Outside of this research, most people know it’s pretty easy to hide online. It’s easy to be anonymous. Anyone can put out a blog or a “news” site, use no name or a fake name and say just about anything they want with very few long-term repercussions. If the heat gets too high, just close shop and move on.
As someone who has gone public in print and online, I couldn’t easily disappear, even if I wanted to (which I don’t, of course). As someone who has gone public in the D.C. metro region, I especially couldn’t do it easily (think three-letter agencies). No, when you’ve got a print magazine that’s also online, you can’t cut and run. Not only are there laws that deter it, there are logistics that discourage it. There is literally a paper trail. We couldn’t just stop the presses. It’s not that simple. That’s what separates us from other outlets.
#PWLiving has values and values you
Our readership is pretty awe-inspiring, and I’d be more than hard pressed to do something unethical that would hurt our readership or advertisers. Consider these stats from Bob Provost, Distinguished Executive In Residence at Rutgers Business School:
The typical news media website visit is measured in five minutes or less and with fewer page views than the fingers you can show on two hands.
The average engagement with a print magazine or newspaper is 20 minutes or more and generally involves several dozen page views.
Now, I doubt I would be able to abruptly close our business doors and stifle my conscience even if just one person spent less than five minutes reading Prince William Living before hopping over to their favorite nefarious website.
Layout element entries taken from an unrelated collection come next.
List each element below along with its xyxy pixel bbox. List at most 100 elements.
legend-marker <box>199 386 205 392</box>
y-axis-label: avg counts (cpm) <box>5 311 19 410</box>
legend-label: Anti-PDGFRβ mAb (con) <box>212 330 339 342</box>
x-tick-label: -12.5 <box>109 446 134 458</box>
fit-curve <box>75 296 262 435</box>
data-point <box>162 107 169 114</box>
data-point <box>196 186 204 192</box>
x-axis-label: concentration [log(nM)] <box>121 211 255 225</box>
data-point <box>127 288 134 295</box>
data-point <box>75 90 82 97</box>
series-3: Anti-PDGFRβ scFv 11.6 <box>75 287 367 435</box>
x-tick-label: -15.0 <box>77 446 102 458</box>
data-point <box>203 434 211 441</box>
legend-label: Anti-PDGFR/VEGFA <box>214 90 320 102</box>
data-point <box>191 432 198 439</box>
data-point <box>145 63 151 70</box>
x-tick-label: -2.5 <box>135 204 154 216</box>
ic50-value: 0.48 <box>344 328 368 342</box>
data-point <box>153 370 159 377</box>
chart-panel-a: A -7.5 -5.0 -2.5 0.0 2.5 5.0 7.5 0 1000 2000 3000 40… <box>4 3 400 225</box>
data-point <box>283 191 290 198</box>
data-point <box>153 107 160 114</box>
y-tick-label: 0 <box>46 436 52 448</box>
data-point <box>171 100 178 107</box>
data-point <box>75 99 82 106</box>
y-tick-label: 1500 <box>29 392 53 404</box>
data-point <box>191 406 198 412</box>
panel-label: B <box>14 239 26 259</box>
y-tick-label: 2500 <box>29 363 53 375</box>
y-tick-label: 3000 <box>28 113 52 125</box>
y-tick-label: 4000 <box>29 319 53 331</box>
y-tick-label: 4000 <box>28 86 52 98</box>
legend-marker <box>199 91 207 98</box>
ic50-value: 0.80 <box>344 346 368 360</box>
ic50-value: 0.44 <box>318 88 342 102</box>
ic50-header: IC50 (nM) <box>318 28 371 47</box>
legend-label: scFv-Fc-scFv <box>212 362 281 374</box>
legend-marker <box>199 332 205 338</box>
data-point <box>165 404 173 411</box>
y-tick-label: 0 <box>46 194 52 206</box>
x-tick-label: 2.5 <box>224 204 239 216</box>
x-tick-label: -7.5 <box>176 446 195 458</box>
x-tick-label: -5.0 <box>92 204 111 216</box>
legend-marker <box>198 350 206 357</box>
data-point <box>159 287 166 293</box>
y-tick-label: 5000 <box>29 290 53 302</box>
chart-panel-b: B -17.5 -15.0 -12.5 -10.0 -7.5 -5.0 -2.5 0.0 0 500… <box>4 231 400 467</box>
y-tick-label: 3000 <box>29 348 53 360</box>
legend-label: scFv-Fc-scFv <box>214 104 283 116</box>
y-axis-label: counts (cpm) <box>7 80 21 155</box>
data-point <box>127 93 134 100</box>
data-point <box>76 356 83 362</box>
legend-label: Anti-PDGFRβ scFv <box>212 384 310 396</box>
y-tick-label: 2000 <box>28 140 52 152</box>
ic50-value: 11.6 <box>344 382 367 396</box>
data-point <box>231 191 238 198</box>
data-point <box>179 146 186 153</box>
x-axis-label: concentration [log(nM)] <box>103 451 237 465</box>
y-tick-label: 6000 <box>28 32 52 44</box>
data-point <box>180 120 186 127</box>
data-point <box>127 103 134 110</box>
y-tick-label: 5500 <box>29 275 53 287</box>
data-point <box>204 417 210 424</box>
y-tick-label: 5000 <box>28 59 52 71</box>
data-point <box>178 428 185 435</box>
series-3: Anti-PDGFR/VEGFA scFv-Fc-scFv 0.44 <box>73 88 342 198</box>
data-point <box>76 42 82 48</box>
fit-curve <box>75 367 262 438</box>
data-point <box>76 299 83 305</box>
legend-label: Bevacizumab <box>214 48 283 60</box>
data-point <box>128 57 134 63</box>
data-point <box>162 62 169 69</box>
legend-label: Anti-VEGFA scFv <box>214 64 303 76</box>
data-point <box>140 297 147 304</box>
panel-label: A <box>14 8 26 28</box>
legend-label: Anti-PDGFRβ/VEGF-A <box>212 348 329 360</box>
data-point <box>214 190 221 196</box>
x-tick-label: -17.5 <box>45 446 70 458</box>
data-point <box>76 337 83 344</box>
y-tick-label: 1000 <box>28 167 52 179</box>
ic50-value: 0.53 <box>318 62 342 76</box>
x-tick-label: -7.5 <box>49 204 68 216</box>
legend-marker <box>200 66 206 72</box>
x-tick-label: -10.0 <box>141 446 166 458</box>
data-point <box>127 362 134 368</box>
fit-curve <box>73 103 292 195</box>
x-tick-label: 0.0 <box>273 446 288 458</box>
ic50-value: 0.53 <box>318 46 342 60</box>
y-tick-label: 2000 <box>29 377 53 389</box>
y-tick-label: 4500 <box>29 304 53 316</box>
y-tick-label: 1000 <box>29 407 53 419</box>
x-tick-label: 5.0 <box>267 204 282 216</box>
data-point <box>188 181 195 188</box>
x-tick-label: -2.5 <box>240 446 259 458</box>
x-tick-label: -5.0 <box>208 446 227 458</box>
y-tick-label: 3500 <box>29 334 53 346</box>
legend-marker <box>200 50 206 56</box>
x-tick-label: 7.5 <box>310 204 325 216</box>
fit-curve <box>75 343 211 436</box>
But I’d have to be morally bankrupt to disregard our local audience of more than 75,000 per month, folks reading our print and online magazine again and again.
#PWLiving and you: We’re stuck with each other, and that’s a good thing
No, I’m in this for the long haul, and I’m in it with the intention of producing something worth holding on to – which people do. You can find well-loved issues of Prince William Living throughout the county, cities and beyond because people hold on to them. That makes me – and our advertisers – very happy.
The next time you read something, online or otherwise, ask yourself. Who’s the publisher? How long have they been in the community, and what do they know about it? Do they invest in the community? Do they have a stake in the game? Is the publication secondary to another business or motive? What’s the mission of the publication? Are the sources in the articles credible? Is the content professionally written and produced?
If you can’t answer those questions or you don’t like the answers, then it might be time to ask yourself, “Can you believe what you read?” And if you don’t like the answer to that question, it’s probably time to change what you’re reading.